Он вышел в соседнюю комнату, посреди которой возвышался тщательно накрытый стол: белоснежная скатерть, серебряные приборы, массивный, старомодный фарфор, высокие стулья с прямой спинкой и бархатными сиденьями. Занавеси были те же самые. Комната освещалась большой люстрой с пергаментным абажуром на каждой лампочке. Отец уселся во главе стола, мать – напротив, а Луиза со Стеллой по бокам от него. Тут же появилась тетя Анна, за ней – маленькая горничная, почти скрытая огромной супницей на подносе. Миссис Роуз разлила суп по тарелкам.
Луиза не привыкла к супу; пахло сильно, хотя и соблазнительно. В бульоне плавали клецки, и она растерянно уставилась на них, не зная, как подступиться.
Заметив это, мистер Роуз спросил:
– Луиза, вы еще не пробовали Leberklösse?[5] Очень вкусный.
Он зачерпнул полную ложку и отправил в рот. Луиза повторила за ним. Клецка обожгла рот, и она инстинктивно выплюнула ее обратно в ложку. Разумеется, все это увидели, и она покраснела.
– Это все Отто виноват, – ласково успокоила ее миссис Роуз. – Он всегда ест прямо с огня.
Луиза выпила воды.
– Очень разумно с вашей стороны, – прокомментировал мистер Роуз. – Сожжешь язык и перестанешь чувствовать вкус еды.
Какой добрый, едва успела подумать Луиза, но тут он швырнул ложку на стол и чуть ли не закричал:
– В супе нет сельдерея! Анна! Как ты могла забыть столь важный ингредиент?
– Отто, я не забыла, просто не нашла. Остался только с белыми стволами, без листьев. Что мне было делать?
– Сварить другой! В твоем репертуаре четырнадцать супов, бо́льшая часть из которых не требует листьев сельдерея. И нечего на меня смотреть, женщина, это не конец света!

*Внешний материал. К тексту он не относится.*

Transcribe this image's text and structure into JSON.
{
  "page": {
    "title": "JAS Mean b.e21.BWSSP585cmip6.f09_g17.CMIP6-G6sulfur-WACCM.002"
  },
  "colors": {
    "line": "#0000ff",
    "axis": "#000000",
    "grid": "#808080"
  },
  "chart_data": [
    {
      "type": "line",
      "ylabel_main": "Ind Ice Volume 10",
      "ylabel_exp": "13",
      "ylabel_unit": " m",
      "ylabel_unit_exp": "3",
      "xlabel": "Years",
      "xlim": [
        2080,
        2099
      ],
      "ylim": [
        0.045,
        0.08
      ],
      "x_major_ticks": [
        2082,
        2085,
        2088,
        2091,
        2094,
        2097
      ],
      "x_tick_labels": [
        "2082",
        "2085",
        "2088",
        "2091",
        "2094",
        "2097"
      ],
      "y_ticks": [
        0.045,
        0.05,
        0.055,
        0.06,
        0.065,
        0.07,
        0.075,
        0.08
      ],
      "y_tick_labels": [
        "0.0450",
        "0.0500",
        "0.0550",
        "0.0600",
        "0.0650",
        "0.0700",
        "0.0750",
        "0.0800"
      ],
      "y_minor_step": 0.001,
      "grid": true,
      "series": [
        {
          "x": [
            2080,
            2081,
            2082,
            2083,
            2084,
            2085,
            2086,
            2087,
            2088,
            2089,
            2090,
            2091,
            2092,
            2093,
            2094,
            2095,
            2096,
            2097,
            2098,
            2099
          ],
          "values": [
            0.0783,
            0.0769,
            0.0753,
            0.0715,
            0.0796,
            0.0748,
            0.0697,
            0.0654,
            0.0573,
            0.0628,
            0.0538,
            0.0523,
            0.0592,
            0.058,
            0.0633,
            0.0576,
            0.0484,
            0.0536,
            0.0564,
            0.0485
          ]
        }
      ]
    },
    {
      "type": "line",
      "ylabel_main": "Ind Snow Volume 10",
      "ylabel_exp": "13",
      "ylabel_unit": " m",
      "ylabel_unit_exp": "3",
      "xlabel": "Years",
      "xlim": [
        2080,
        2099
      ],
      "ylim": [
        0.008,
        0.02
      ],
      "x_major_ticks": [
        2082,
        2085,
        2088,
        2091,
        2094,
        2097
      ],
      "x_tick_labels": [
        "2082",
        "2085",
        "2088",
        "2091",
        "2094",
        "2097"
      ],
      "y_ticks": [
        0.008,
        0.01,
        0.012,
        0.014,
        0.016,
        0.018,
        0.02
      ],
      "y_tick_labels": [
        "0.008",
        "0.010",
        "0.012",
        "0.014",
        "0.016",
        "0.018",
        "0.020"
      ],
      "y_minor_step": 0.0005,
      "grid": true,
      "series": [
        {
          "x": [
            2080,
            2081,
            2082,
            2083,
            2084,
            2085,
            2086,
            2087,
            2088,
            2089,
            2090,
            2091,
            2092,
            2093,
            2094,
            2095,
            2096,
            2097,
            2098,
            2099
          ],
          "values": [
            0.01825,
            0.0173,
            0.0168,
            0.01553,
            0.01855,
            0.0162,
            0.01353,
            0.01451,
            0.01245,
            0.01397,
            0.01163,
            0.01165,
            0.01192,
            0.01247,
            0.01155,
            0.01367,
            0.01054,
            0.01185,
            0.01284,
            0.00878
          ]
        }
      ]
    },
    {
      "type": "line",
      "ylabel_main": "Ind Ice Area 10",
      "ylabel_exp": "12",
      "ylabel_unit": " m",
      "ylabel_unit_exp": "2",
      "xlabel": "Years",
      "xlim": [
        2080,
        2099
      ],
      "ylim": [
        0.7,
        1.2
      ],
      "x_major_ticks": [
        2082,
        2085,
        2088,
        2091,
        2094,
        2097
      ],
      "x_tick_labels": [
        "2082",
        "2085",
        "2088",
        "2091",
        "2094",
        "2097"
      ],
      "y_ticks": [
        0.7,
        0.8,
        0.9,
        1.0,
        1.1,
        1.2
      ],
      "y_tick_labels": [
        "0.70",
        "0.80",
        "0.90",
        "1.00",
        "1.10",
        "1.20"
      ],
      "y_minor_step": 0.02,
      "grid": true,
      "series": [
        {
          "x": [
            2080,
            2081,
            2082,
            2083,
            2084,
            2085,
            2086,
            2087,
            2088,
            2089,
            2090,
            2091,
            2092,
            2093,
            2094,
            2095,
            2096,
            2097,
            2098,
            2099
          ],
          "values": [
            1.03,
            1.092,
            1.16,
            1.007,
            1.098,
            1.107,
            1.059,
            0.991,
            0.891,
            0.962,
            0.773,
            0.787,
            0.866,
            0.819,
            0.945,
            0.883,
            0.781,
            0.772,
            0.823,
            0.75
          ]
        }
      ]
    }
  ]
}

Я просто говорю, что так быть не должно.
Он взял ложку и улыбнулся Луизе.
– Вот видите? Малейшая критика – и меня уже считают тираном. Меня! – И он добродушно рассмеялся столь абсурдной мысли.
Несмотря на это, он – все они – съели по две порции супа, и пока Стеллу расспрашивали о школе, Луиза получила возможность как следует рассмотреть ее родителей. Миссис Роуз, пожалуй, не меньше сорока, однако про нее нельзя сказать «со следами былой красоты» – она до сих пор красива. Вьющиеся с проседью волосы закручены в «ракушку», черты лица крупные, но расположены гармонично, как у кинозвезды. Огромные, широко расставленные карие глаза, большой лоб с «вдовьим хохолком», высокие скулы, как у Стеллы, а вот нос крупный, но не костлявый, с изящно очерченными ноздрями. Когда она улыбалась, величественные черты вспыхивали таким жизнерадостным весельем, что Луиза не могла отвести от нее взгляд.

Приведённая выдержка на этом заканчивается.